The Common Lisp community likes to offer the traditional Lispy notations for places where they enhance readability, but we also offer alternative notations for situations where we've learned there's a call for it. We leave the choice of which style to use up to the individual taste of the programmer. Common Lisp is not a minimalist language offering only one way to do things or rigidly attempting to force people into a single programming paradigm.

By the way, this is a fundamental difference between the ANSI Common Lisp design philosophy and the Scheme design philosophy. The introduction to the Scheme specification states:

Programming languages should be designed not by piling feature on top of feature, but by removing the weaknesses and restrictions that make additional features appear necessary. Scheme demonstrates that a very small number of rules for forming expressions, with no restrictions on how they are composed, suffice to form a practical and efficient programming language that is flexible enough to support most of the major programming paradigms in use today.
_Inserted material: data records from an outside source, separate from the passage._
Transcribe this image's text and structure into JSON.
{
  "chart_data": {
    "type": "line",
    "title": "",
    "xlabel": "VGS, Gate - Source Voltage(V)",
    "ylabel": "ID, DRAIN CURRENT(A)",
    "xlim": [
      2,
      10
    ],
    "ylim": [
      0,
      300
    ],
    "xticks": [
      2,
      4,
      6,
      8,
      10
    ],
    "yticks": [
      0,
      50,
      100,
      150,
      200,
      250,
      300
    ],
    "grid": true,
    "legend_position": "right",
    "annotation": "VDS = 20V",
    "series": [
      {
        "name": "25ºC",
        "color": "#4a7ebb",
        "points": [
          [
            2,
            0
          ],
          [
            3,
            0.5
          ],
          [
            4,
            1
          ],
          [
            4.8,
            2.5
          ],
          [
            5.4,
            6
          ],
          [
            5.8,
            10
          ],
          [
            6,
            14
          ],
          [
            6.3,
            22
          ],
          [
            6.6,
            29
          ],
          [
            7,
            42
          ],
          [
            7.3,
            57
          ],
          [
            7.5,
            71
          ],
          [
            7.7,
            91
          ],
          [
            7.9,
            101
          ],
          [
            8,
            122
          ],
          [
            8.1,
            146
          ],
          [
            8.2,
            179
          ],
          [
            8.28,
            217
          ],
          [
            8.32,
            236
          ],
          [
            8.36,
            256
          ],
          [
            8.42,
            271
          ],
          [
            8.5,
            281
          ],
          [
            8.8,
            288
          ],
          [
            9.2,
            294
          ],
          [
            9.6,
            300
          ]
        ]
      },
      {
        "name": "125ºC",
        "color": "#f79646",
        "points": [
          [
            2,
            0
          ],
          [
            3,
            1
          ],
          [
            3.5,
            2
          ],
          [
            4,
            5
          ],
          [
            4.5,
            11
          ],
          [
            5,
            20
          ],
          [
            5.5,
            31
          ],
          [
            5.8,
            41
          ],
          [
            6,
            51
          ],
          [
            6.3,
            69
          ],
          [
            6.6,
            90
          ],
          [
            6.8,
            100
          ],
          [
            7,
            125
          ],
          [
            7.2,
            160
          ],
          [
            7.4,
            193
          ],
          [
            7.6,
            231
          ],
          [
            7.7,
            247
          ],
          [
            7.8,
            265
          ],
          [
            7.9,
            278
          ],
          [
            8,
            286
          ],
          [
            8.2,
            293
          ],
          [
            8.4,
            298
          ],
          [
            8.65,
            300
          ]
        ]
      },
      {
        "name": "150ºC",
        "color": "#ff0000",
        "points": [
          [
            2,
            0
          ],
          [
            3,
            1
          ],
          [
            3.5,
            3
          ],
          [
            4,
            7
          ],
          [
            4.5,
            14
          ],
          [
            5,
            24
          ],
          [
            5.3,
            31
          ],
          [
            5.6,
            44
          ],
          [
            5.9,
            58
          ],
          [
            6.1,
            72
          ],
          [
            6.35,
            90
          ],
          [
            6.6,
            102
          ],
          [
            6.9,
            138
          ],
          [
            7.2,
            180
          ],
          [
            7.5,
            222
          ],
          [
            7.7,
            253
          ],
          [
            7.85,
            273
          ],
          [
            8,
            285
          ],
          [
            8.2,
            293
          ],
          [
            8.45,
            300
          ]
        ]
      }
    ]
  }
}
By contrast, the charter for X3J13, the group that designed ANSI Common Lisp, stated the following in the X3J13 charter:

It will codify existing practice, provide additional features to facilitate portability of code among diverse implementations, and establish normative Common Lisp programming practice. The committee will begin with the language described in Common Lisp: The Language by Guy L. Steele Jr. (Digital Press, 1984), which is the current de facto standard for Common Lisp. Whenever there is a proposal for the standard to differ from Common Lisp: The Language, the committee shall weigh both future costs of adopting (or not adopting) a change and costs of conversion of existing code. Aesthetic criteria shall be a subordinate consideration.

In other words, the Scheme community is a very conservative community that is highly focused on keeping its language specification as highly aesthetic and minimal in size as possible. By contrast, the Common Lisp community is an industrial standard that is concerned with messier issues of compatibility, portability, and commercial need; while the Common Lisp community cares about aesthetics, it does not allow aesthetics to dominate practicality as a design criterion.

The relevance of this here is that the Lisp family of languages is made up of a number of smaller communities who share a few core ideas, but really have some very divergent points of view. Each is worthy of study in its own right. One should not, having looked at Scheme, assume they have good intuitions about Common Lisp, nor vice versa.